Vater von Regime ermordet
Sadr wurde am 12. August 1973 in der heiligen Stadt Najaf geboren. Der schiitische Geistliche bezieht seine Autorität vor allem aus seiner Herkunft. Der 44-Jährige stammt aus einer der führenden Gelehrtenfamilien des Nahen Ostens, deren Mitglieder auf den Irak, den Iran und den Libanon verteilt sind. Sein Vater war Großayatollah Mohammed Sadeq alSadr, den 1999 der damalige irakische Diktator, Saddam Hussein, ermorden ließ. Mohammed Sadeq al-Sadr wird bis heute von seinen Anhängern sehr verehrt.
Von 2007 bis 2011 ging sein Sohn Moqtada al-Sadr ins iranische Exil in die heilige Stadt Qom, wo er sein theologisches Wissen aufpolierte.
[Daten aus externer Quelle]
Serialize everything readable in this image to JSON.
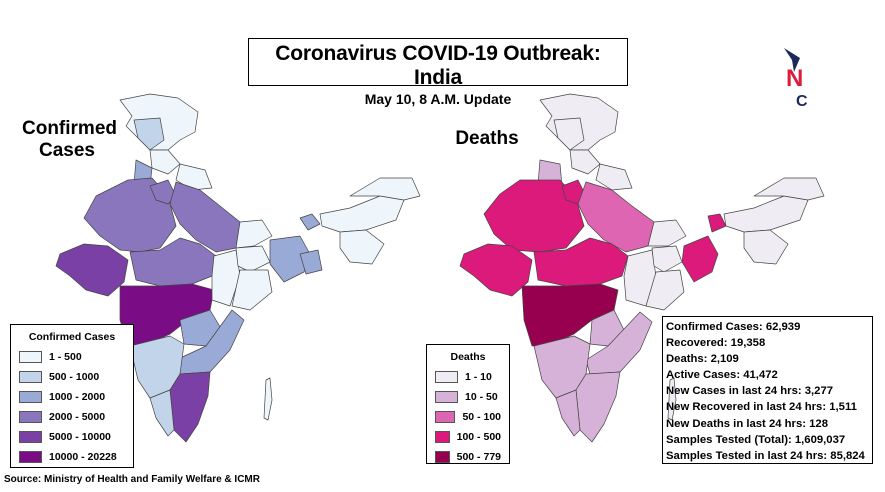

Nach seiner Rückkehr begann der bärtige Volkstribun, sich mehr und mehr als irakischer Patriot zu inszenieren, der sein Land von allen äußeren Manipulationen befreien will. Genauso wie er nach der US-Invasion 2003 zunächst gegen die amerikanischen Besatzungstruppen zu Felde zog, macht er jetzt Front gegen die iranische Dominanz. Es dürfe keine Regierung gebildet werden, in der nur von Iran unterstützte religiöse Parteien vertreten seien, forderte der Populist, der auch einen engeren Dialog mit Sunniten und Kurden befürwortet. Die von der Islamischen Republik Iran finanzierten schiitischen Milizen, die mittlerweile wie ein Staat im Staat agieren, will er auflösen.
Reise nach Saudiarabien
Um ein strategisches Gegengewicht zu Teheran zu schaffen, reiste er im Sommer 2017 sogar nach Jeddah zum saudischen Kronprinzen, Mohammed bin Salman. Nach seiner Rückkehr brachte sich Moqtada al-Sadr dann selbst als Vermittler zwischen den beiden Erzfeinden Saudiarabien und dem Iran ins Spiel. Er sei bereit, erklärte er, „zwischen dem Königreich Saudiarabien und der Islamischen Republik zu intervenieren und einige Probleme zu lösen“.
Hält sich der bisherige Trend beim Ergebnis der Parlamentswahl, wird er nun auch eine tragende Rolle in Iraks Innenpolitik spielen.